Source – https://insidebigdata.com/
Scientists, researchers, and engineers are solving the world’s most important scientific, industrial, and big data challenges with AI and high-performance computing (HPC). Businesses, even entire industries, harness the power of AI to extract new insights from massive data sets, both on-premises and in the cloud. NVIDIA Ampere architecture-based products, like the NVIDIA A100 or the NVIDIA RTX A6000, designed for the age of elastic computing, deliver the next giant leap by providing unmatched acceleration at every scale, enabling innovators to push the boundaries of human knowledge and creativity forward.
The NVIDIA Ampere architecture-based products implements ground-breaking innovations. Third-generation Tensor Cores deliver dramatic speedups to AI, reducing training times from weeks to hours and providing massive inference acceleration. Two new precisions – Tensor Float (TF32) and Floating Point 64 (FP64, NVIDIA A100 only) accelerates AI adoption and extends the power of Tensor Cores to HPC.
TF32 works just like FP32 while delivering speedups of up to 10x for AI without requiring any code changes when utilizing sparsity. Automatic mixed precision and FP16 can be invoked for performance optimization by adding just a couple of lines of code. With support for bfloat16, INT8, and INT4, NVIDIA’s third generation Tensor Cores are an incredibly versatile accelerator for AI training and inference. By bringing the power of Tensor Cores to HPC, the NVIDIA A100 enables matrix operations in up to full, IEEE-certified, FP64 precision.

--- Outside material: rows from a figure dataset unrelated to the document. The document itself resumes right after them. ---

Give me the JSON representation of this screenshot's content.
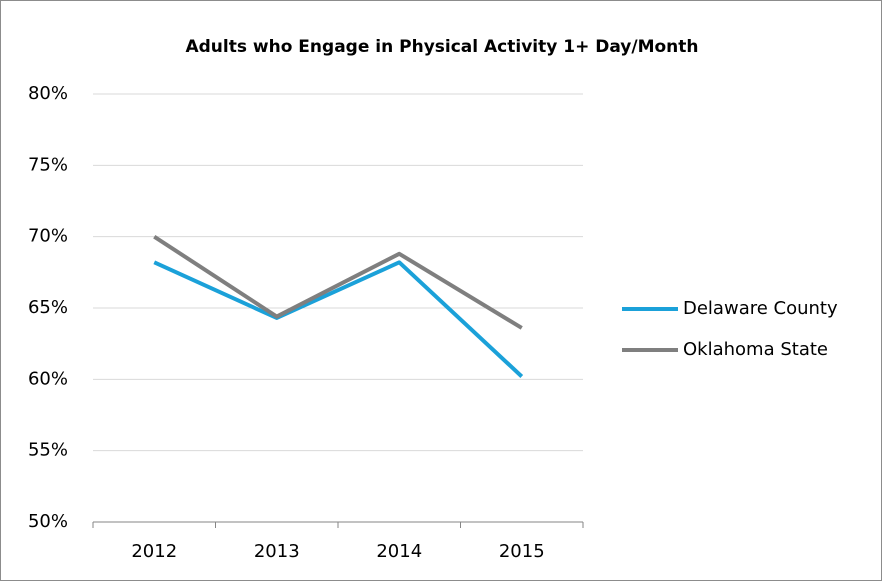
{
  "chart_data": {
    "type": "line",
    "title": "Adults who Engage in Physical Activity 1+ Day/Month",
    "categories": [
      "2012",
      "2013",
      "2014",
      "2015"
    ],
    "series": [
      {
        "name": "Delaware County",
        "color": "#1ba1d9",
        "values": [
          68.2,
          64.3,
          68.2,
          60.2
        ]
      },
      {
        "name": "Oklahoma State",
        "color": "#7f7f7f",
        "values": [
          70.0,
          64.4,
          68.8,
          63.6
        ]
      }
    ],
    "ylim": [
      50,
      80
    ],
    "yticks": [
      {
        "value": 50,
        "label": "50%"
      },
      {
        "value": 55,
        "label": "55%"
      },
      {
        "value": 60,
        "label": "60%"
      },
      {
        "value": 65,
        "label": "65%"
      },
      {
        "value": 70,
        "label": "70%"
      },
      {
        "value": 75,
        "label": "75%"
      },
      {
        "value": 80,
        "label": "80%"
      }
    ],
    "grid": true,
    "legend": "right"
  }
}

Every AI, data science, and HPC application can benefit from acceleration, but not every application needs the performance of a full Ampere architecture-based GPU. With Multi-Instance GPU (MIG), supported by the A100, the GPU can be partitioned into up to seven GPU instances, fully isolated and secured at the hardware level with their own high-bandwidth memory, cache, and compute cores. This brings breakthrough acceleration to all applications, big and small, and delivers guaranteed quality of service. IT administrators can offer right-sized GPU acceleration for optimal utilization and expand access to every user and application across bare-metal and virtualized environments.
The A100 SXM4 configuration with 40 GB of GPU memory brings massive amounts of compute performance to data centers. To keep these compute engines fully utilized the DGX A100 provides class leading 1.6 terabytes per second (TB/sec) of memory bandwidth, a 67 percent increase over the previous generation. The A100 also has significantly more on-chip memory, including a 40 megabyte (MB) level 2 cache – 7x larger than the previous generation – to maximize compute performance. The PCIe board version retains the 40 GB of HBM2 GPU memory, with a memory bus width of 5120 bits and a peak memory bandwidth of up to 1555 GB/sec, easily taking the performance crown from the prior generation Tesla V100.
Scaling applications across multiple GPUs requires extremely fast movement of data. Third generation NVIDIA NVLink in the A100 SXM4 doubles the GPU-to-GPU direct bandwidth to 600 gigabytes per second (GB/sec), almost 10x higher than PCIe Gen 4. The PCIe 4.0 A100 implementation also features a total maximum NVLink bandwidth of 600 GB/sec. NVIDIA DGX A100 servers can take advantage of NVLink and NVSwitch technology via NVIDIA HGX A100 baseboards to deliver greater scalability for HPC and AI workloads. For those who prefer to deploy PCIe motherboards the NVIDIA A100 PCIe option fully supports NVLink.
Contemporary AI networks are big and getting bigger, with millions and in some cases billions of parameters. Not all of these are necessary for accurate predictions and inference, and some can be converted to zeros to make models “sparse” without compromising accuracy. Ampere architecture-based Tensor Cores in the NVIDIA A100 or RTX A6000 provide up to 10x higher performance for sparse models. While the sparsity feature more readily benefits AI inference, it can also be used to improve the performance of model training.
NVIDIA Ampere architecture-based second-generation RT Cores in the NVIDIA RTX A6000 and NVIDIA A40 GPUs deliver massive speedups for big data analytics, data science, AI, and HPC use cases where seeing (visualizing) the problem is essential to solving the problem. RT Cores enable real-time ray tracing for photorealistic results and work synergistically with Tensor Cores to deliver AI denoising and other productivity enhancing features.